Claro que no se trataba solo de los recelos de mi madre, sino de mi propio desinterés. Aurelia, cercana ya a la treintena, vio que yo no cedía, dejó al señorito,
volvió los ojos a un antiguo pretendiente y se casó con él. No le faltó mi regalo
de boda. Fin del capítulo.
Algún tiempo después apareció Adela. Los planteamientos fueron los mismos: satisfacción de necesidades básicas y total ausencia de amor. Adela ocupó más de veinte años en mi vida, porque no acertaba a romper con ella, y porque, sin motivo
conocido, me adoraba. Aquella sorprendente adoración se convertiría con los años
en una pesada carga, "una querida, ese peso capaz de romper el corazón de un
dios", en palabras de Vargas Vila.

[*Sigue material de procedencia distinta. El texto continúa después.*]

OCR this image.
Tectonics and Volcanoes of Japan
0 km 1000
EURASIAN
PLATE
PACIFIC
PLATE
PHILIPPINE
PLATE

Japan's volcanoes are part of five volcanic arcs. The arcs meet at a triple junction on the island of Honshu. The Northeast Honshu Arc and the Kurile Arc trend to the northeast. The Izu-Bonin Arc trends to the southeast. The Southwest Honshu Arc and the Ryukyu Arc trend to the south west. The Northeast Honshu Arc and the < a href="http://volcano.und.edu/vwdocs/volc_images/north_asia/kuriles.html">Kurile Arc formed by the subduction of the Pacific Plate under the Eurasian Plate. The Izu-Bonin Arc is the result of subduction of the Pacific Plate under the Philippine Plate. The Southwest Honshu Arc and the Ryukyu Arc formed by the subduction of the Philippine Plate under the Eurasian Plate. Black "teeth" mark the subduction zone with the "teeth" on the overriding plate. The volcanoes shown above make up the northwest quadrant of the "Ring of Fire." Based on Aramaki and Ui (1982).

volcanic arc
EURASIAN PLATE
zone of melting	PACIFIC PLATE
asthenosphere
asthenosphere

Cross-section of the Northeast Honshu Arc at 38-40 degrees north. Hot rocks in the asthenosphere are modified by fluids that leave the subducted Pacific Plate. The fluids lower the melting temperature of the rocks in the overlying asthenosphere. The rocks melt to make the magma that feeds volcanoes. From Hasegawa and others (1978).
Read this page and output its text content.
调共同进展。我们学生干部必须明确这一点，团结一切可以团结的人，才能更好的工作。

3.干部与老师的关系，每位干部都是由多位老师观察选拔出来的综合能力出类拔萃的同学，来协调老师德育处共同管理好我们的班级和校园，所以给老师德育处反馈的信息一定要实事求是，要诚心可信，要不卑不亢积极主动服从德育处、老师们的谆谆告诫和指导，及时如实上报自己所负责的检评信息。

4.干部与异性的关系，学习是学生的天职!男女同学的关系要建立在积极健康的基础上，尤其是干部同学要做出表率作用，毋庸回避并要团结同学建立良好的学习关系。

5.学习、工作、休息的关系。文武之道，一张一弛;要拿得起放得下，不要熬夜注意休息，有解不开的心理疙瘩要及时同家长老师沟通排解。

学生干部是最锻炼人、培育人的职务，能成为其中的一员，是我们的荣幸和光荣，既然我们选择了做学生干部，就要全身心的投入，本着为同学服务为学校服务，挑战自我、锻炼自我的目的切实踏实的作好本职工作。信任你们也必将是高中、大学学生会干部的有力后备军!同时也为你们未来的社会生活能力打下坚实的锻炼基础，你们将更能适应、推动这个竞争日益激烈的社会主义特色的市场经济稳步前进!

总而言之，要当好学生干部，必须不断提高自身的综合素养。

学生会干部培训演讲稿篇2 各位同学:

Buscada y aceptada por necesidad, llegó un momento en que no podía soportarla. Todo me alejaba de ella: su incultura, su belleza marchita, sus maneras plebeyas, hasta el apasionado amor que me demostraba.
Cuando falleció, de una crisis cardiaca, allá por los 70, no pude por menos de
sentirme liberado, y también avergonzado, lleno de remordimientos, por no haber
sabido compensar de algún modo su devoción hacia mi, por no haberle procurado la
felicidad, aunque nuestro largo acuerdo no hubiese carecido de momentos agradables para ella.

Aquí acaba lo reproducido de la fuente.